The agenda for the 100 Year Starship Study symposium is now available online [but see Jim Benford’s comment below]. And if Heinlein’s Time for the Stars is what led David Neyland to this, maybe it’s time for me to re-read it. “We know the questions to ask, but we don’t know all the questions to ask,” Neyland told the Times. “We can hypothesize where we want to get to, but it’s a pretty broad target that we’re aiming for.” A broad target indeed, and it’s high time we began gathering the resources that, if interstellar flight one day proves not just possible but practical, will eventually lead us to a mission.

The Project Icarus team has founded a non-profit research organization called Icarus Interstellar, its goal being to ‘foster research into those necessary technologies which can make interstellar research a reality’ through the study of such topics as fusion, nanotechnology, advanced power sources and other critical drivers for interstellar flight. We’ve tracked Icarus here from the beginning, when it emerged as an ambitious attempt to update and re-think the original Project Daedalus starship design of the 1970s. Taking fusion as its propulsion mechanism, the Icarus team now seeks to analyze and design a probe in terms of recent advances in numerous fields.
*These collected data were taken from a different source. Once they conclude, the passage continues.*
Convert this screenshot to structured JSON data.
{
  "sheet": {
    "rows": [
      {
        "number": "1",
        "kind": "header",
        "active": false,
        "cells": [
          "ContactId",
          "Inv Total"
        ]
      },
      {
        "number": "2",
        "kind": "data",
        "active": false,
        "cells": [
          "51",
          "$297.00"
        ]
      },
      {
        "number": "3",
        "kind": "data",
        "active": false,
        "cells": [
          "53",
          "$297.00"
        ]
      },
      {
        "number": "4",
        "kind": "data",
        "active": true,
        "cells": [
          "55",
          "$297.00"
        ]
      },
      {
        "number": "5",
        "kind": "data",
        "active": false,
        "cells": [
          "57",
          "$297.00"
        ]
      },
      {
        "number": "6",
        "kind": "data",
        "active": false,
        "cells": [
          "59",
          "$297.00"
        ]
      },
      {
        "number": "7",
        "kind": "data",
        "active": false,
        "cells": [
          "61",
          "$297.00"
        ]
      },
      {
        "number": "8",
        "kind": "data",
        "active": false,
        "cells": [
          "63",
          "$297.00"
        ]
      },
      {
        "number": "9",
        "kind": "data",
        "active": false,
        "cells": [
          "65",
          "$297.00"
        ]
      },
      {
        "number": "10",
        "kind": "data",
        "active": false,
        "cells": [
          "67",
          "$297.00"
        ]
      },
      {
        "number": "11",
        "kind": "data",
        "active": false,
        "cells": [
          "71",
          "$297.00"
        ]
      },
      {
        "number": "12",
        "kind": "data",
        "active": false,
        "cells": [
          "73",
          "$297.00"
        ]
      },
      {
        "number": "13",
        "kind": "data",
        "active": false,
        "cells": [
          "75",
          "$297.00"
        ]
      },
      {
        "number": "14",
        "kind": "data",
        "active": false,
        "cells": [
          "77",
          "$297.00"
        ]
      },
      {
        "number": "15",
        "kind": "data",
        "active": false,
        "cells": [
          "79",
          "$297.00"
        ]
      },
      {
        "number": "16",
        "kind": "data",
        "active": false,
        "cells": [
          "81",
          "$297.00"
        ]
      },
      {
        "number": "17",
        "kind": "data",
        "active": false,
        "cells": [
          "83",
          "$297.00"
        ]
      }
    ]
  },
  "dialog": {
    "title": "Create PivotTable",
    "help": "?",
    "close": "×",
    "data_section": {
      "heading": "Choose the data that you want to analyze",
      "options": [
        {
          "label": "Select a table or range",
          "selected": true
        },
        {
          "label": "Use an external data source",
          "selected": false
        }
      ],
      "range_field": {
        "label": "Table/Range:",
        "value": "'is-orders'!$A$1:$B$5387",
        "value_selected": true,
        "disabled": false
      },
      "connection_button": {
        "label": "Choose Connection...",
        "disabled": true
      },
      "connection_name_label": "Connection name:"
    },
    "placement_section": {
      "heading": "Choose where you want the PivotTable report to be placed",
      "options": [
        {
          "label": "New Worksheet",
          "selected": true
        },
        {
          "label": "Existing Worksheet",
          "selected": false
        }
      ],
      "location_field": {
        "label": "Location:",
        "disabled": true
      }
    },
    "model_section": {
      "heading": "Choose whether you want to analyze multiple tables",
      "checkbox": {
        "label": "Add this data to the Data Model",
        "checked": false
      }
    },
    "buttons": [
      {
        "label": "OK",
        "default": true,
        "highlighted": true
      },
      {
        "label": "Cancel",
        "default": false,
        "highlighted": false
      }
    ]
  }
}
How do you go about designing a starship? Something this speculative, which must of necessity rely on extrapolations of where technology is going, happens outside the normal 9-5 workday. Centauri Dreams readers know that the Icarus team is composed of volunteers, most of whom work and exchange ideas over the Internet — only a few have actually been in the same room together. But all this is about to change. The team is now launching a fundraiser with the goal of supporting students and researchers in traveling to the DARPA/NASA 100-Year Starship Symposium, which will be held from September 30 through October 2 in Orlando, FL.

The team’s Web page supporting this effort is here, and the video below, assembled by current project leader Andreas Tziolas, offers background information. It’s especially noteworthy that Icarus now includes an active student designer program that focuses on training future generations in interstellar spacecraft design. Any funds raised through the new site will flow first to student designers who may lack the financial ability to travel to Orlando for the event.

Watching the Icarus effort grow has been inspirational –the project is now up to 35 researchers who have dedicated thousands of hours to studying the scientific constraints on a spacecraft that must attain speeds far beyond anything we have ever flown. The challenge is to design a craft that could explore a solar system within 15 light years of Earth, which involves speeds of at least 10 percent of the speed of light. We can contrast that with the current state of the art. Voyager 1, as I write this, is some 17,630,411,456 kilometers from the Sun, making about 17 kilometers per second. At that rate, 77,000 years would pass before it could cover the distance to the Alpha Centauri stars. A flyby at 10 percent of lightspeed would take less than fifty years.

Conceived as a joint venture of the Tau Zero Foundation and the British Interplanetary Society, Project Icarus has managed six conference appearances as well as 60 reports and publications in the 18 months it has been in existence, a tribute to the entire team, but especially to its first three leaders, Kelvin Long, Richard Obousy and Andreas Tziolas. If you’re not familiar with the nuts and bolts of the Icarus effort, the breakdown of its 20 research modules is available online. We now look toward Orlando and the 100 Year Starship Symposium, where Icarus team members, Tau Zero practitioners and others in the interstellar community will soon gather.